Drama Korea terbaru dari SBS, Agent Kim Reactivated, menarik perhatian karena memakai kecerdasan buatan atau AI untuk membangun satu sekuens aksi berdurasi sekitar tiga menit. Adegan itu menampilkan masa lalu tokoh utama, Manajer Kim yang diperankan So Ji-sub, dengan skala visual yang biasanya membutuhkan produksi besar.
Yang membuatnya menonjol, sekuens tersebut dibuat sepenuhnya menggunakan AI dan ditayangkan di episode pertama serta kedua drama itu. Langkah ini disebut sebagai salah satu penggunaan satu sekuens AI utuh yang jarang terjadi dalam sejarah drama Korea.
AI Dipakai untuk Adegan yang Mahal dan Rumit
Sekuens tersebut dibuat dengan AICRON, platform AI garapan spesialis efek visual asal Korea Selatan. Latar ceritanya berada di Korea Utara, saat Manajer Kim menjalankan misi khusus.
Di dalam cuplikan itu, penonton melihat ledakan gedung, kejar-kejaran mobil di jalan bersalju dan terowongan, kendaraan terguling dan tabrakan, operasi penyelamatan kendaraan di air, aksi baku tembak, pertarungan jarak dekat, hingga bidikan close-up para karakter. Semua elemen itu biasanya memerlukan anggaran besar, termasuk syuting di lokasi luar negeri, pembangunan set skala besar, efek praktis, dan pengerjaan VFX yang luas.
| Elemen Adegan | Isi Visual | Kebutuhan Produksi |
|---|---|---|
| Ledakan dan aksi besar | Gedung meledak, kendaraan terguling, tabrakan | Efek praktis dan VFX |
| Kejar-kejaran mobil | Jalan bersalju dan terowongan | Lokasi besar dan produksi mahal |
| Operasi penyelamatan | Kendaraan di dalam air | Pengambilan gambar yang kompleks |
| Konten karakter | Baku tembak, pertarungan jarak dekat, close-up | Rangkaian aksi terintegrasi |
Tim produksi memilih AI agar latar belakang kisah Manajer Kim bisa digambarkan lebih efisien. Cara ini juga memangkas kebutuhan produksi aksi langsung yang biayanya lebih tinggi.
Studio S Buka Jalan untuk Produksi Mendatang
CEO Studio S, Hong Sung-chang, menjelaskan bahwa perusahaannya mulai memasukkan unsur AI secara luas ke dalam produksi-produk berikutnya.

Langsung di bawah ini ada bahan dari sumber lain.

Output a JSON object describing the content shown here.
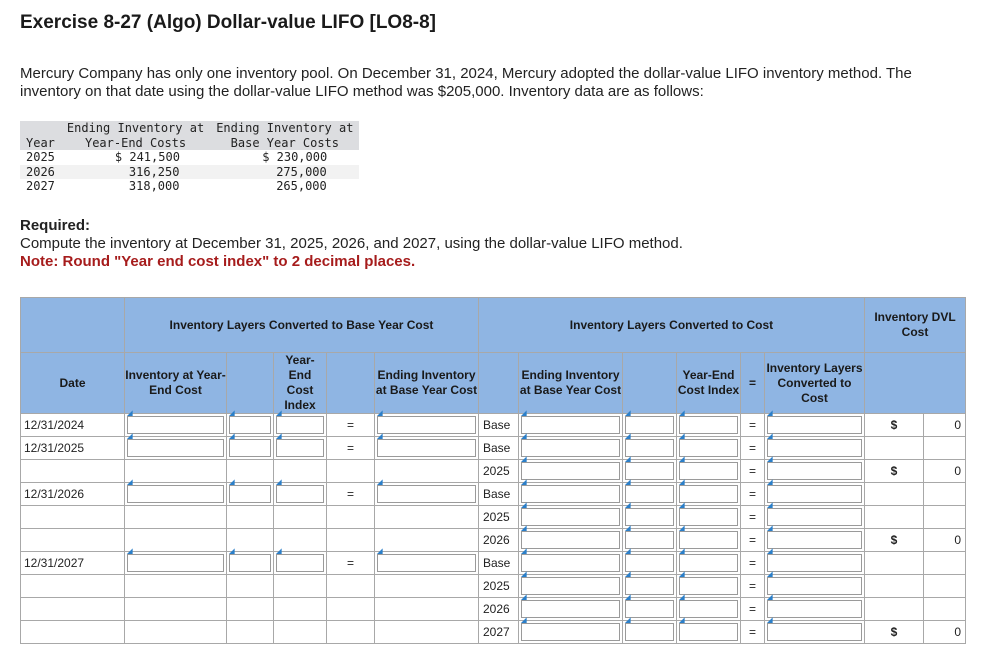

Ia juga menyebut penonton akan diberi tahu melalui teks caption di layar setiap kali AI digunakan.
Dalam pernyataannya yang dikutip www.cnbcindonesia.com dari Korea Times, Hong mengatakan pemangkasan biaya produksi memang menjadi salah satu keuntungan, tetapi hal yang lebih penting adalah pembuktian bahwa pendekatan ini bisa dilakukan. Ia menambahkan bahwa penonton diyakini akan semakin mengapresiasinya seiring waktu.
Proses produksi AI ini ditangani oleh Morpheus Studio, di bawah pengawasan Wakil Presiden Ryu Jae-hwan. Nama Ryu juga dikenal lewat portofolio film 1947 Boston, Swing Kids, dan Flu.

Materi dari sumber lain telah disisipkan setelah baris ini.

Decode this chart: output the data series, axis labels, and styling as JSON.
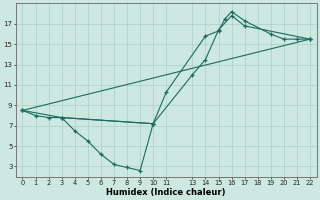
{
  "xlabel": "Humidex (Indice chaleur)",
  "bg_color": "#cce8e0",
  "grid_color": "#aacfc7",
  "line_color": "#1a6b5e",
  "xlim": [
    -0.5,
    22.5
  ],
  "ylim": [
    2.0,
    19.0
  ],
  "xticks": [
    0,
    1,
    2,
    3,
    4,
    5,
    6,
    7,
    8,
    9,
    10,
    11,
    13,
    14,
    15,
    16,
    17,
    18,
    19,
    20,
    21,
    22
  ],
  "yticks": [
    3,
    5,
    7,
    9,
    11,
    13,
    15,
    17
  ],
  "line1_x": [
    0,
    1,
    2,
    3,
    10,
    11,
    14,
    15,
    15.5,
    16,
    17,
    19,
    20,
    21,
    22
  ],
  "line1_y": [
    8.5,
    8.0,
    7.8,
    7.8,
    7.2,
    10.3,
    15.8,
    16.3,
    17.5,
    18.2,
    17.3,
    16.0,
    15.5,
    15.5,
    15.5
  ],
  "line2_x": [
    0,
    3,
    10,
    13,
    14,
    15,
    16,
    17,
    22
  ],
  "line2_y": [
    8.5,
    7.8,
    7.2,
    12.0,
    13.5,
    16.4,
    17.8,
    16.8,
    15.5
  ],
  "line3_x": [
    3,
    4,
    5,
    6,
    7,
    8,
    9,
    10
  ],
  "line3_y": [
    7.8,
    6.5,
    5.5,
    4.2,
    3.2,
    2.9,
    2.6,
    7.2
  ],
  "line4_x": [
    0,
    22
  ],
  "line4_y": [
    8.5,
    15.5
  ]
}
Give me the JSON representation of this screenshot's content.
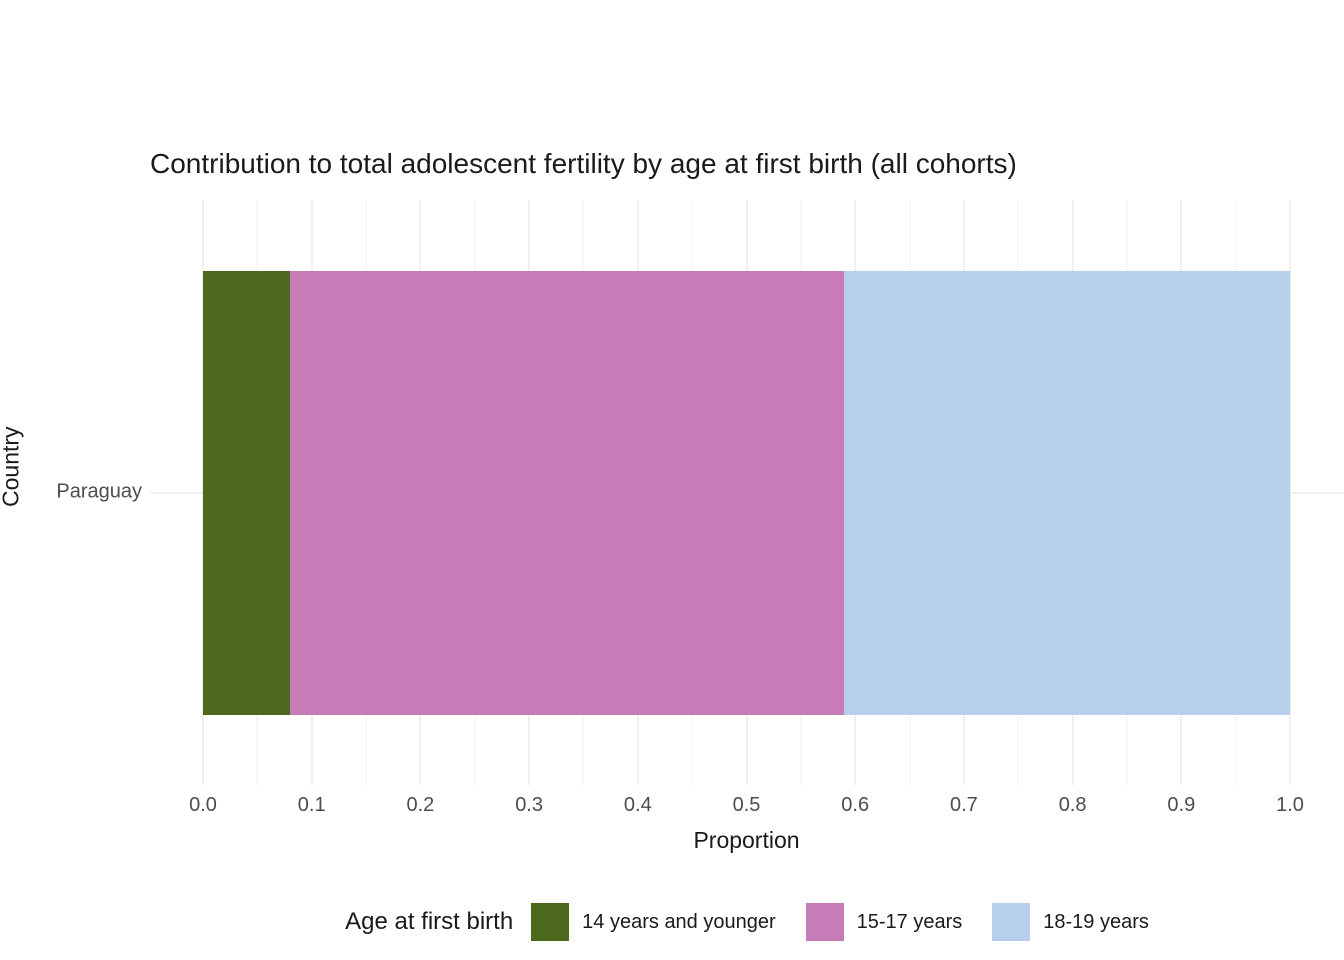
{
  "title": "Contribution to total adolescent fertility by age at first birth (all cohorts)",
  "chart_data": {
    "type": "bar",
    "orientation": "horizontal",
    "stacked": true,
    "title": "Contribution to total adolescent fertility by age at first birth (all cohorts)",
    "xlabel": "Proportion",
    "ylabel": "Country",
    "categories": [
      "Paraguay"
    ],
    "series": [
      {
        "name": "14 years and younger",
        "values": [
          0.08
        ],
        "color": "#4d691e"
      },
      {
        "name": "15-17 years",
        "values": [
          0.51
        ],
        "color": "#c77cb8"
      },
      {
        "name": "18-19 years",
        "values": [
          0.41
        ],
        "color": "#b8cfec"
      }
    ],
    "xlim": [
      0,
      1
    ],
    "x_ticks": [
      "0.0",
      "0.1",
      "0.2",
      "0.3",
      "0.4",
      "0.5",
      "0.6",
      "0.7",
      "0.8",
      "0.9",
      "1.0"
    ],
    "grid": "vertical major and minor, light gray on white",
    "legend_title": "Age at first birth",
    "legend_position": "bottom"
  },
  "axes": {
    "x_title": "Proportion",
    "y_title": "Country",
    "y_tick": "Paraguay"
  },
  "legend": {
    "title": "Age at first birth"
  },
  "colors": {
    "grid_major": "#e0e0e0",
    "grid_minor": "#f0f0f0",
    "tick_text": "#4d4d4d",
    "text": "#1a1a1a",
    "background": "#ffffff"
  }
}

Ryu menegaskan bahwa signifikansi terbesar proyek ini bukan sekadar mengganti beberapa detik efek visual dengan AI. Menurutnya, seluruh sekuens cerita yang penting bagi narasi diselesaikan memakai AI, karena karakter Manajer Kim memang dirancang sejak tahap perencanaan untuk melibatkan teknologi tersebut.
Ia menyebut pendekatan itu sebagai bukti bahwa AI bisa menjadi alat produksi baru yang membantu menghidupkan imajinasi para kreator. Dengan langkah ini, Agent Kim Reactivated ikut membuka percakapan baru soal sejauh mana AI dapat masuk ke produksi drama Korea tanpa kehilangan fungsi naratifnya.